16 Novembre 2020 - 16.28

Natale 2020: sarà il peggiore della storia? Niente affatto

Di Alessandro Cammarano

Sarà un Natale diverso quello di quest’anno, in piena sintonia con l’anno bisesto che volge al termine e che ha sconvolto la vita quotidiana e le dinamiche sociali costringendo ciascuno di noi – tranne i mòna che vanno in piazza senza mascherina perché “è dittatura sanitaria” – a ripensare ai propri ritmi di vita, a riconsiderare le priorità.

Sarà un Natale diverso, con tutta probabilità senza grandi cenoni, senza la tavolata di parenti e senza le proverbiali litigate tra cognate o tra suocere e nuore che solitamente allietano il desco, ma non sarà necessariamente un Natale triste; potrebbe essere una bella occasione per riflettere sulle priorità della vita, sugli affetti veri, sul non dover ostentare a tutti i costi. Un po’ di retorica? Sì, forse, ma ogni tanto non fa male se richiama all’essenziale ed evita di farci indossare orridi maglionazzi con fantasia “pupazzo di neve” o “omino di zenzero” e le tragiche corna di renna glitterate o a led.

Non sarà necessariamente un Natale più triste, anzi; percorrendo a ritroso il cammino della storia – un po’ come Ebenezer Scrooge del “Canto di Natale” di Dickens – si scopre che non saremo gli unici a vivere delle feste diverse, perché il Natale non è sempre stato festoso.

Era il 23 dicembre del 1984 quando una bomba dilaniò, all’altezza di Vernio, le carrozze del rapido 904 che da Napoli risaliva verso Milano. Sedici furono le vittime e la strage inaugurò un secondo periodo di terrore in Italia, facendo precipitare il paese in un clima di incertezza e sospetti. Era l’ultimo anno di presidenza di Sandro Pertini e Bettino Craxi presiedeva il Governo; sembra passata un’era geologica, tutto parve perduto eppure se ne venne fuori.

Nel 1996 le Festività furono segnate dal naufragio di un battello nella notte tra il 25 e il 26 dicembre all’altezza di Portopalo. Qualcuno potrebbe dire che la cosa non ci riguarda ma, come dice Publio Terenzio Afro «Homo sum, humani nihil a me alienum puto» («Nulla che sia umano mi è estraneo») non si dovrebbe essere indifferenti. Erano 283 persone – turchi, curdi, pakistani, cingalesi – a bordo di poco più di un relitto; 283 disperati in cerca di un destino migliore; chi li fece partire, dopo aver fatto loro pagare parecchie migliaia di dollari, sicuramente non aveva scrupoli e passò delle feste meravigliose. Erano migranti? No, erano esseri umani.

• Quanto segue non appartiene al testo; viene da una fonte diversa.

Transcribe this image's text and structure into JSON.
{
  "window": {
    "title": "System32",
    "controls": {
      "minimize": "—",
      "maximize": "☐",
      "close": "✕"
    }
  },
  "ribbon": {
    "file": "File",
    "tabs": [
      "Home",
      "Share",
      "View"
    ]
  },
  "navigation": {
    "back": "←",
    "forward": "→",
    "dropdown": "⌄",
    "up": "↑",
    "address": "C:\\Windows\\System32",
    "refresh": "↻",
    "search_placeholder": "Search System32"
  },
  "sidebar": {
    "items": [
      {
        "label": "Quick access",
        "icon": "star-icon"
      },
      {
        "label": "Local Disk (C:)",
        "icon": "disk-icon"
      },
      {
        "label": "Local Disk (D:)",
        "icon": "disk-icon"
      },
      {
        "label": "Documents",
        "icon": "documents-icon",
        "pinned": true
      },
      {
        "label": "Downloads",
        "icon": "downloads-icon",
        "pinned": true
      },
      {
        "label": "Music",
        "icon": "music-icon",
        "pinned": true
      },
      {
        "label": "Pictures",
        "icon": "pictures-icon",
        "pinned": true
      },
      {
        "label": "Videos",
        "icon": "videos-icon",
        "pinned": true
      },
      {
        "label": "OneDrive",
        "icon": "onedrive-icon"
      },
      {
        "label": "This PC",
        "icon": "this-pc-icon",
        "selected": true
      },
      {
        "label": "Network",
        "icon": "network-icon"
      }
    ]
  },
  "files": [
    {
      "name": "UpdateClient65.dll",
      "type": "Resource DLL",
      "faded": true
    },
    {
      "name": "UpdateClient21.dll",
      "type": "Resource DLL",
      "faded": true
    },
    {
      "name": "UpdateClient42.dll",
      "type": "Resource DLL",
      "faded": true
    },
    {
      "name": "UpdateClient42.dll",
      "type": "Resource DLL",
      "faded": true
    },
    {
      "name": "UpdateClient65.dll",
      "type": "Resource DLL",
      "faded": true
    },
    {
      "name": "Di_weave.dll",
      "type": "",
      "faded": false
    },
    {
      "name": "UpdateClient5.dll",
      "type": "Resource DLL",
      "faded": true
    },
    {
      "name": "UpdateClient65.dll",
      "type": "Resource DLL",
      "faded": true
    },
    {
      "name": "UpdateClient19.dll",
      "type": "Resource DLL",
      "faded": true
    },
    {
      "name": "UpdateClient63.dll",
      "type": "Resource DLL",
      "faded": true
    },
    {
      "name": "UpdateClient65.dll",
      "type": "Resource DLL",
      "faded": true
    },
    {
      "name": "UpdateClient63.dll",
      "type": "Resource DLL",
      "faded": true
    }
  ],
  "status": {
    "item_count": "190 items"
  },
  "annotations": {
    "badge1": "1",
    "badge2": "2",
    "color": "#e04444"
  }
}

Forse il colpo più grosso lo assestò Madre Natura il 26 dicembre 2006 quando, tutti seduti per il pranzo di Santo Stefano – quello tradizionale “degli avanzi” apprendemmo del terremoto-maremoto nell’Oceano Indiano. Pareva la scena di un film e man mano che arrivavano le immagini allo spirito natalizio si sostituiva l’angoscia; i morti furono duecentottantatremila, in un colpo solo. Vite interrotte, interi villaggi cancellati, famiglie distrutte. Unica ad averci guadagnato l’industria cinematografica con un paio di B-Movie col papà eroico e biondissimo che salva la sua famigliola patinata.

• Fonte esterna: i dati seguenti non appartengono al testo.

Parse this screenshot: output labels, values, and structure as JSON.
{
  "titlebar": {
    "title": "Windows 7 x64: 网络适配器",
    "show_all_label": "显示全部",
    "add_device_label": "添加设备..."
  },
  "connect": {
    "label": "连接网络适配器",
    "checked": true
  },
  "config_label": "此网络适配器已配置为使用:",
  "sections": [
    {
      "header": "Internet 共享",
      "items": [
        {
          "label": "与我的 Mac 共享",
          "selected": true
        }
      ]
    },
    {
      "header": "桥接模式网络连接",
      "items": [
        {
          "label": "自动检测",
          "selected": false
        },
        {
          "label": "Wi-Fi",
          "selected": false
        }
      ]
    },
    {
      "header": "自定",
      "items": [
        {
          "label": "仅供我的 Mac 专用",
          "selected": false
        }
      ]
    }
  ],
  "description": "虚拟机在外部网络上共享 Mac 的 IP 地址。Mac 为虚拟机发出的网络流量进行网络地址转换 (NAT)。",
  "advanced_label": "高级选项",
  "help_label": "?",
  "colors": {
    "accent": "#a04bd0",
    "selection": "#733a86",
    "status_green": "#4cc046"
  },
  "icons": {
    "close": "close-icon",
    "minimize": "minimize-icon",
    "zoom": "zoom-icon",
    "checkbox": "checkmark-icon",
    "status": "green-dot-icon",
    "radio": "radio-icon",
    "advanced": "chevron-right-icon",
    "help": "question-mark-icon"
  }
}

Una speranza venne dal Natale del 1914 con la famosa “Trêve de Noël “o “Weihnachtsfrieden” – più semplicemente “Tregua di Natale” – quando spontaneamente i combattenti, per lo più soldati semplici, degli eserciti inglese e tedesco cessarono i combattimenti sul Fronte Occidentale e uscirono dalle trincee per incontrarsi nella terra di nessuno. Fu una notte di amicizia, di bevute, di piccoli doni; il giorno dopo gli scontri ripresero, ma quella notte resta scolpita nella storia a ricordare a tutti che spesso basta poco per interrompere il flusso degli eventi – quali che siano – e restituire dignità alle persone.

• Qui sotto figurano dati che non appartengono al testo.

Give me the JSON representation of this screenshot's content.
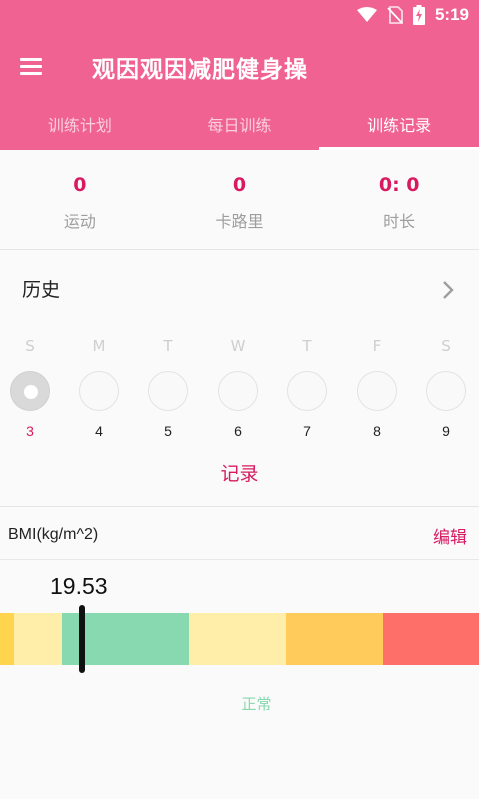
{
  "status_bar": {
    "time": "5:19"
  },
  "app": {
    "title": "观因观因减肥健身操"
  },
  "tabs": [
    {
      "label": "训练计划",
      "active": false
    },
    {
      "label": "每日训练",
      "active": false
    },
    {
      "label": "训练记录",
      "active": true
    }
  ],
  "stats": [
    {
      "value": "0",
      "label": "运动"
    },
    {
      "value": "0",
      "label": "卡路里"
    },
    {
      "value": "0: 0",
      "label": "时长"
    }
  ],
  "history": {
    "title": "历史",
    "days": [
      {
        "dow": "S",
        "num": "3",
        "today": true
      },
      {
        "dow": "M",
        "num": "4",
        "today": false
      },
      {
        "dow": "T",
        "num": "5",
        "today": false
      },
      {
        "dow": "W",
        "num": "6",
        "today": false
      },
      {
        "dow": "T",
        "num": "7",
        "today": false
      },
      {
        "dow": "F",
        "num": "8",
        "today": false
      },
      {
        "dow": "S",
        "num": "9",
        "today": false
      }
    ],
    "record_label": "记录"
  },
  "bmi": {
    "label": "BMI(kg/m^2)",
    "edit_label": "编辑",
    "value": 19.53,
    "value_text": "19.53",
    "status": "正常",
    "colors": {
      "accent": "#f06292",
      "accent_text": "#d81b60",
      "underweight": "#ffd54f",
      "light": "#ffeeaa",
      "normal": "#88d8b0",
      "overweight": "#ffcc5c",
      "obese": "#ff6f69"
    }
  }
}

Passiamo le nostre feste il più serenamente possibile, cercando di mantenerci in salute e rispettando quella degli altri; per le litigate coi parenti durante il pranzo del 25 dicembre avremo sicuramente tempo l’anno prossimo, magari ricordando che i nostri nonni durante la Seconda Guerra Mondiale solennizzavano le festività natalizie con spezzatino di gatto, ragù di pantegana e la sera della Vigilia, quando la cena è notoriamente di magro, con una sontuosa polenta sulla quale si strofinava un unico “scopetón” – “aringa affumicata” per i non veneti – per darle un vago sentore ittico. Non sarà un brutto Natale, solo diverso.